The strategy proposes four “shifts” in trade strategy, all aimed at creating new opportunities and markets, getting the most out of our existing trade, and increasing the resilience of the export sector. These are, of course, all key concerns for the food and grocery sector, which accounts for nearly three-quarters of New Zealand’s merchandise exports ($31 billion), and directly or indirectly employs around a fifth of the workforce.
Our food, beverage and grocery companies know only too well the challenges of trying to compete offshore with high tariffs and competitors that often have better terms of access, or without cost-effective access to services to support that trade, such as financial, logistics, and distribution services. That’s why the TA2030 goals of extending the coverage of FTAs from 53 percent to 90 percent of our merchandise goods exports, and deepening services trade and digital elements, are critical.
But, of course, success at exporting is not only about tariffs these days. FGC members know full well how challenging it can be to get product into markets where regulatory requirements are unclear or excessive, administrative processes are slow or expensive, food safety measures are not based in science, or labelling requirements are fickle – in other words, where non-tariff barriers (NTBs) are a defining feature. TA2030 tries to address this, too, with a heavy emphasis on tackling such barriers, including establishing a new one-stop shop for exporters, which should help make the engagement with government more effective.
Seeking to address NTBs, alongside support for offshore investment, should also help to enhance New Zealand’s participation in global value chains. Food and beverage has been the highest-performing sector in this area to date, but it’s clear we have a way to go to fulfil our potential for this increasingly important global business model. TA2030 should help companies to explore what’s possible.

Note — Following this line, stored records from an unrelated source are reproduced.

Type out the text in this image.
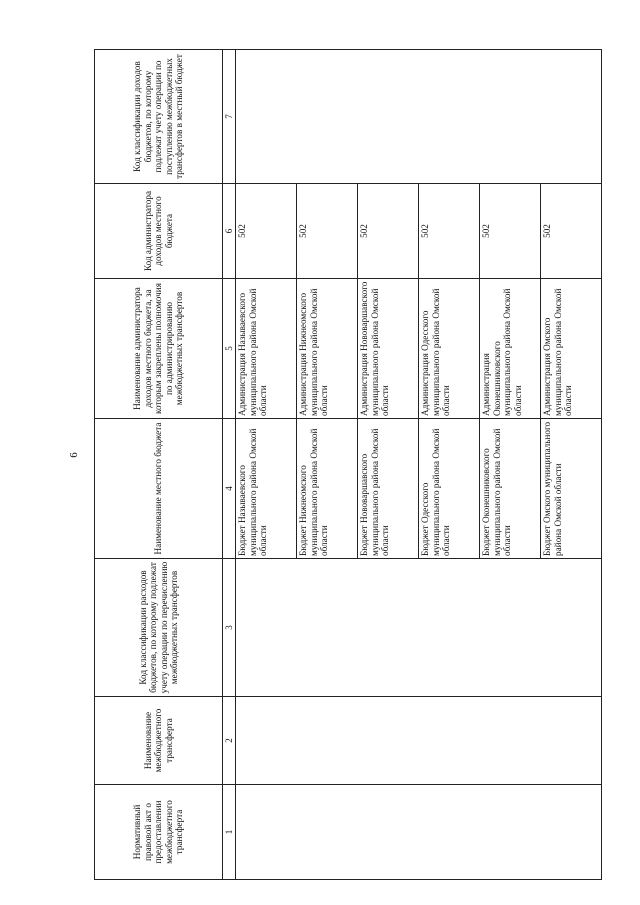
6
Нормативный правовой акт о предоставлении межбюджетного трансферта	Наименование межбюджетного трансферта	Код классификации расходов бюджетов, по которому подлежат учету операции по перечислению межбюджетных трансфертов	Наименование местного бюджета	Наименование администратора доходов местного бюджета, за которым закреплены полномочия по администрированию межбюджетных трансфертов	Код администратора доходов местного бюджета	Код классификации доходов бюджетов, по которому подлежат учету операции по поступлению межбюджетных трансфертов в местный бюджет
1	2	3	4	5	6	7
			Бюджет Называевского муниципального района Омской области	Администрация Называевского муниципального района Омской области	502	
			Бюджет Нижнеомского муниципального района Омской области	Администрация Нижнеомского муниципального района Омской области	502	
			Бюджет Нововаршавского муниципального района Омской области	Администрация Нововаршавского муниципального района Омской области	502	
			Бюджет Одесского муниципального района Омской области	Администрация Одесского муниципального района Омской области	502	
			Бюджет Оконешниковского муниципального района Омской области	Администрация Оконешниковского муниципального района Омской области	502	
			Бюджет Омского муниципального района Омской области	Администрация Омского муниципального района Омской области	502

More broadly, the mechanisms in place for enhanced engagement with business – such as the newly-established Ministerial Advisory Group to provide ongoing input to the Government on priorities and concerns – will be critical. It is only through the Government working effectively together with business that the goals of TA2030 can be fully realised.

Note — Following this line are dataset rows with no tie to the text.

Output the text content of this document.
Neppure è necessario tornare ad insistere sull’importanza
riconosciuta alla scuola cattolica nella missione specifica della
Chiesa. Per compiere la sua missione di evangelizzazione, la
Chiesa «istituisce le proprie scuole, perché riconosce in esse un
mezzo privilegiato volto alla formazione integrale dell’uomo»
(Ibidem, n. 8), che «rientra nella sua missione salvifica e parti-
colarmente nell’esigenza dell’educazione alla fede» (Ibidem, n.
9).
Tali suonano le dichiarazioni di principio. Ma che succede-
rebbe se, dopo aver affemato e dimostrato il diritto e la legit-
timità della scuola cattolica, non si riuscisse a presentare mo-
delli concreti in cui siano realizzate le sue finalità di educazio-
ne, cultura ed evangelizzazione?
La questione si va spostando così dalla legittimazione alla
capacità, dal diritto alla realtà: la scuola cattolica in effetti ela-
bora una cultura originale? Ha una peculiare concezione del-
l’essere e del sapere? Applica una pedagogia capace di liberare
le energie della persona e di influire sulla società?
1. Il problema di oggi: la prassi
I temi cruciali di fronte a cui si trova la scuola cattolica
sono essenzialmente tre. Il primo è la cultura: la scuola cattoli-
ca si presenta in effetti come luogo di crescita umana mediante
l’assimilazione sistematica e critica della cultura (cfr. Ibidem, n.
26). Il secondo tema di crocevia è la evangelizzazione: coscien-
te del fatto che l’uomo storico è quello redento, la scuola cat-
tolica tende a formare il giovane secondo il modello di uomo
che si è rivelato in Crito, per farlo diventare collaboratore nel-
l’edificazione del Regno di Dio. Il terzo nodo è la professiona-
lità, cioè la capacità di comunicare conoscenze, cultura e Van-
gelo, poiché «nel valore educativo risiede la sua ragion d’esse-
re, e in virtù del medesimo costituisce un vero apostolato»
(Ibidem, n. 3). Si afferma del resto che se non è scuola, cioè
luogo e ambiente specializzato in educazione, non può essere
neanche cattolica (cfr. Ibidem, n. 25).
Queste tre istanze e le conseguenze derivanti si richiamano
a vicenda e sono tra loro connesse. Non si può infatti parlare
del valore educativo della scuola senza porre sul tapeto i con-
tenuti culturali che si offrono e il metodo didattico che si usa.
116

Also welcome is the investment of an extra $91.3 million into the Government’s trade budget. Part of this will go to opening new diplomatic posts in Sri Lanka and Dublin. These are good strategic choices: the Dublin post will be important as the Brexit process unfolds, helping to deepen our relationships in Europe as one of our traditional like-minded partners bows out of the EU; and Sri Lanka broadens our links with the global economic powerhouse Asian region, as well as being potentially a very important market for our food exports in its own right. The bulk of the new funding, however, will go to increasing the resource available in the key ministries (MFAT and MPI) to ensure we are able both to secure and to make the most effective use of existing and new opportunities. Of course, though essential, money is only part of the solution. The question of finding sufficient human capital, even with the benefit of this very welcome funding, is something that I imagine will be at least a short-term challenge for the leadership teams of both ministries.